A Multifactor Eigenvector Spatial Filtering-Based Method for Resolution-Enhanced Snow Water Equivalent Estimation in the Western United States

Abstract

Accurate snow water equivalent (SWE) products are vital for monitoring hydrological processes and managing water resources effectively. However, the coarse spatial resolution (typically at 25 km from passive microwave remote sensing images) of the existing SWE products cannot meet the needs of explicit hydrological modeling. Linear regression ignores the spatial autocorrelation (SA) in the variables, and the measure of SA in the data assimilation algorithm is not explicit. This study develops a Resolution-enhanced Multifactor Eigenvector Spatial Filtering (RM-ESF) method to estimate daily SWE in the western United States based on a 6.25 km enhanced-resolution passive microwave record.

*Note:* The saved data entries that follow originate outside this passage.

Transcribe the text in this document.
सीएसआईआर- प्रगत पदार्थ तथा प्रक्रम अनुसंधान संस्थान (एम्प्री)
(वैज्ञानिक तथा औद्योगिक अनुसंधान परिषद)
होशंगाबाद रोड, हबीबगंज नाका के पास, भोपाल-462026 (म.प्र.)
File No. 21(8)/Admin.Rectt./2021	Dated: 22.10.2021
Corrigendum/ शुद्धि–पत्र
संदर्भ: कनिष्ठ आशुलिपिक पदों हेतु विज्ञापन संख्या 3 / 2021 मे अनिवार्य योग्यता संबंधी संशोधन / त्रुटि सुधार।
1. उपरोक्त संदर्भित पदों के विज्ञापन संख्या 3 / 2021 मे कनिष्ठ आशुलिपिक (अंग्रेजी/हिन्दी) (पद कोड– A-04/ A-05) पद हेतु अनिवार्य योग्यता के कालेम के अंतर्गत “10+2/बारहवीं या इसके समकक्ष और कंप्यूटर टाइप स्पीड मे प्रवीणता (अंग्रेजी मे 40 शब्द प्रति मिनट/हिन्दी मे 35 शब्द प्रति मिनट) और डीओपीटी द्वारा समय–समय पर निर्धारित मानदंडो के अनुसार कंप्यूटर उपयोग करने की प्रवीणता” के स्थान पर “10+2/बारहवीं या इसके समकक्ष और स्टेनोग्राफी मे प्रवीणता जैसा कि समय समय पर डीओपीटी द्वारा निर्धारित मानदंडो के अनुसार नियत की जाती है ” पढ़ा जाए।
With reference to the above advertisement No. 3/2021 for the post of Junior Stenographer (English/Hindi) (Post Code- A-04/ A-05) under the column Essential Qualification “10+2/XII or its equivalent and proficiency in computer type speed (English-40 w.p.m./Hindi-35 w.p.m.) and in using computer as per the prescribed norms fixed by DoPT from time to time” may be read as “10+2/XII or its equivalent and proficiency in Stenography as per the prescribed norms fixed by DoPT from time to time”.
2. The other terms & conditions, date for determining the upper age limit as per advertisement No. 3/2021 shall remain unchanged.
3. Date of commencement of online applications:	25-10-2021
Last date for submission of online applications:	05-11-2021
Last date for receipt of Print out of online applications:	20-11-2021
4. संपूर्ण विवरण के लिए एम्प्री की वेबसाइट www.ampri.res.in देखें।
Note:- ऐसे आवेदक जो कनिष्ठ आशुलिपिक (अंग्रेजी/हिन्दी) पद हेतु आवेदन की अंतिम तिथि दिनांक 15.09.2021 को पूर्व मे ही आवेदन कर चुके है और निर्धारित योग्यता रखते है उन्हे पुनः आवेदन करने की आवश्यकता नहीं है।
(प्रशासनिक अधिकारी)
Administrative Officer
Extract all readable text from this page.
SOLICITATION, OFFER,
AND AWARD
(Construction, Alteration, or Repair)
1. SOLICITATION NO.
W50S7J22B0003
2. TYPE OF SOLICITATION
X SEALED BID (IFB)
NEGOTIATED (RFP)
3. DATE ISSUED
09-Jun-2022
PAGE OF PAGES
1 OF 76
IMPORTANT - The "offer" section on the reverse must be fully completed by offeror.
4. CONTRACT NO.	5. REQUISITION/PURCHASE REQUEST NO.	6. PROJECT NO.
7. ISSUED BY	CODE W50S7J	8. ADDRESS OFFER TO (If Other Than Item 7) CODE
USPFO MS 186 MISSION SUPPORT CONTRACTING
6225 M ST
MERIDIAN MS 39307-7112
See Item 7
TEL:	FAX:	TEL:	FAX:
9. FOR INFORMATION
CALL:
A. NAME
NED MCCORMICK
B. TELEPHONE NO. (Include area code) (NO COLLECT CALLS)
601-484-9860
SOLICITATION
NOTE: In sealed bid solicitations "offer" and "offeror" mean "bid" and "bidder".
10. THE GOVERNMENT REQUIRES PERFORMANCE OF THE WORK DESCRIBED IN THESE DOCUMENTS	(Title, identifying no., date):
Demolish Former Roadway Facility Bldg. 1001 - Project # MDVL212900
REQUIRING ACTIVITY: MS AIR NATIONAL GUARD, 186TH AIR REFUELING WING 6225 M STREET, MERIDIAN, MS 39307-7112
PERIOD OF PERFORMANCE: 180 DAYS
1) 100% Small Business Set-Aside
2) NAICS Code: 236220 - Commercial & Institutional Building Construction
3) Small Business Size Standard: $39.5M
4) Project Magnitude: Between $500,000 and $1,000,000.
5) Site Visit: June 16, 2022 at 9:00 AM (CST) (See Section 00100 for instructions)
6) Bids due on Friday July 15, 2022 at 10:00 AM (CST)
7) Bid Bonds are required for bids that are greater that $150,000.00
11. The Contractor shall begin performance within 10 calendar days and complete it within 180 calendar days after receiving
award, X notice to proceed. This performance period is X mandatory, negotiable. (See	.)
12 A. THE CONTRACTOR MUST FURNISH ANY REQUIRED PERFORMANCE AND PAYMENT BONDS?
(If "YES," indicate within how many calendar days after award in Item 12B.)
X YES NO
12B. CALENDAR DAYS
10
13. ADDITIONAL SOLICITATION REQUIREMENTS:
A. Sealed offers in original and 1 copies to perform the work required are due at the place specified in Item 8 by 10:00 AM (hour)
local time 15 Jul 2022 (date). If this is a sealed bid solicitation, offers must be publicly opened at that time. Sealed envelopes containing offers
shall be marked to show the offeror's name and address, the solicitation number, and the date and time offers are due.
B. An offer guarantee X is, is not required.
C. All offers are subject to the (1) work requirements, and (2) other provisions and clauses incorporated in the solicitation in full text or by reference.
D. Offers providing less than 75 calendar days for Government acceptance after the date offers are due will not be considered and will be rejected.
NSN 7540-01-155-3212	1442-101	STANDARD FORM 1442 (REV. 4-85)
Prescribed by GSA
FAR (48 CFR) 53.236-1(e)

The RM-ESF method is based on a brightness temperature gradience algorithm, incorporating not only factors including geolocation, environmental, topographical, and snow features but also eigenvectors generated from a spatial weights matrix to take SA into account. The results indicate that the SWE estimation from the RM-ESF method obviously outperforms other SWE products given its overall highest correlation coefficient (0.72) and lowest RMSE (56.70 mm) and MAE (43.88 mm), compared with the AMSR2 (0.33, 131.38 mm, and 115.45 mm), GlobSnow3 (0.50, 100.03 mm, and 83.58 mm), NCA-LDAS (0.48, 98.80 mm, and 81.94 mm), and ERA5 (0.65, 67.33 mm, and 51.82 mm), respectively. The RM-ESF model considers SA effectively and estimates SWE at a resolution of 6.25 km, which provides a feasible and efficient approach for SWE estimation with higher precision and finer spatial resolution.